Your friends at www.condosaletrends.com have been searching for a little good news in the Panama City Beach Condo market. The beaches look great. Pier Park looks great. The new airport looks great. The condo market looks a little ragged.
The following is our analysis of sales and re-sales from the 75 buildings contained in the condosaletrends.com data base. Developer sales not listed in the MLS were not included because we cannot confirm the existence of or lack of seller concessions.
There were significantly more sales during the first three months of 2010 compared to 2009 with fewer sales since May. July sales took a steep downturn with approximately 40% fewer sales than 2009. August doesn’t look much better. The oil spill didn’t help but the primary reason is due to the weak economy and the generally pessimistic outlook held by potential buyers.
Foreclosures and short sales continue to be major restraints to price stability. Bank related sales accounted for 47% of the total number of June sales and 60% of July sales. A majority of the bank related sales were in the newer, beach-side buildings. To complicate the problem, a large number of new foreclosures and short sales hit the MLS over the past month. Bank related sales will most likely be with us for the next couple of years. In one newer beachside building that has been particularly hard hit by bank sales, 34% of the current owners are $100,000 or more upside down. Some are $300,000 upside down. Many of these owners will finally throw in the towel.
The market trend line is illustrated below. It is structured to show a sale price trend measured in terms of the percentage sale price as of a particular date. The starting date used was January 1, 2009 so we could show the price trend since January 2009. We chose units from a variety of beach side buildings of different ages and sizes that had a sufficient number of sales as to be statistically significant. All of the sales used in this analysis are from beach side buildings. There is no collusion of beach side properties and off-beach properties. The buildings include Boardwalk Beach, Calypso, Celadon, Emerald Isle, Grandview East, Grandview at Long Beach, Gulf Crest, Regency Tower, Tidewater, Seychelles, Splash, Sterling Reef, The Summit, Ocean Villa, Twin Palms, and Treasure Island.
The sale price of each type of unit is only compared to the typical sale price of that particular type of unit as of January 1, 2009. As an example, a sale of an 846 SF, 1BR/2Ba unit located in the Celadon is only compared to sales of 846 SF, 1BR/2Ba Celadon units. A unit type with a January 1, 2009 market value of $400,000 is represented as 1 or 100%. An October 2009, $380,000 sale of that type of unit is depicted as .95 or 95% of the January 1, 2009 sale price. The chart contained in the following price trend analysis is a trend line of the trend lines of the sale prices of each type of unit from the 14 buildings. Foreclosure sale prices that were unrealistically low (mold problems for example) were not included. There were 187 sales used in the chart. The analysis does not try to skew the price trend in any direction. The data is just the data.
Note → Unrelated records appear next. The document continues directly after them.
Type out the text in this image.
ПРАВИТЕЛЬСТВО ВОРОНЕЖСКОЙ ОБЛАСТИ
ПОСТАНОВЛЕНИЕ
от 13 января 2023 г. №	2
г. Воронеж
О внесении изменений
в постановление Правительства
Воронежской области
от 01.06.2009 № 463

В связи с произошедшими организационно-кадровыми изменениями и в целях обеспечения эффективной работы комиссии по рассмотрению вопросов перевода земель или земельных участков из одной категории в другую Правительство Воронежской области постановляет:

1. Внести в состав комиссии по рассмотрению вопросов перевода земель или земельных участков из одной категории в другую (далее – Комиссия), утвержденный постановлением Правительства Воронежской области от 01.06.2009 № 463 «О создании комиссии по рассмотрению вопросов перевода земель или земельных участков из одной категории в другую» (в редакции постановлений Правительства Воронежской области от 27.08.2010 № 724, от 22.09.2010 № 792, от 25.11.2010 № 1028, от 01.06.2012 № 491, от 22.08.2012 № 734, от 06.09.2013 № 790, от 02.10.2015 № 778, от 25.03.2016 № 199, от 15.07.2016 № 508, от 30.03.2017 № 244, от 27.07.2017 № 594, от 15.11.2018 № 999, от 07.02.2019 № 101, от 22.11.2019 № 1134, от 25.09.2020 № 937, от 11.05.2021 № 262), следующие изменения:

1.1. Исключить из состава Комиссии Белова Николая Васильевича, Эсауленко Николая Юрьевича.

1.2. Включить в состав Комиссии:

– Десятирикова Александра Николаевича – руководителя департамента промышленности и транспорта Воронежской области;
Our January 2010 analysis predicted at least a 5% decline in value for all of 2010. That was obviously too optimistic. We have blown past a 5% decline during the first seven months of 2010. The data indicates that the typical beach side, Panama City Beach condo lost approximately 13 percent of its value during the past 12 months and 9% in the last seven months. The rate of depreciation appears to have accelerated over the past three months. Of course there are exceptions, especially with units that were sold exclusively through the developer.
As in the past, there are several factors at play that will continue to put downward pressure on current market values.
- Financing a condo continues to be difficult for the average buyer.
- There are still a large number of owners who have a mortgage in excess of $100,000 more than the current market value of their condo. There is no evidence that the number of foreclosure and short sales will decline in the near term.
- The lack of robust national economic growth does not inspire potential buyers to pull the trigger on a large discretionary purchase.
So what’s in store for the rest of 2010? It sounds like a broken record. The new airport will have a positive effect on the number of rental nights for the area but a minimal effect on condo sale prices. Foreclosure and short sales will continue to put negative pressure on current market values. Financing second homes located in Panama City Beach condo buildings will continue to be difficult. The number of sales will continue to be volatile.
Panama City Beach condos will continue to lose value. The question is how far prices fall before the bottom. I’m afraid to speculate. A good friend of mine likes to say “when you think it can’t get any worse, it does”. The vultures and bottom feeder buyers are even scared. Purchase prices in this environment appear to be based on perceived risk. The lack of a robust economy is one risk factor. The potential of additional price declines is another. However the overriding factor preventing a stabilized market is the seeming endless supply of bank related sales.
The market cannot stabilize until all of the properties that are held by owners that owe substantially more than current values and do not have the financial ability or the will to continue ownership are transferred to new owners.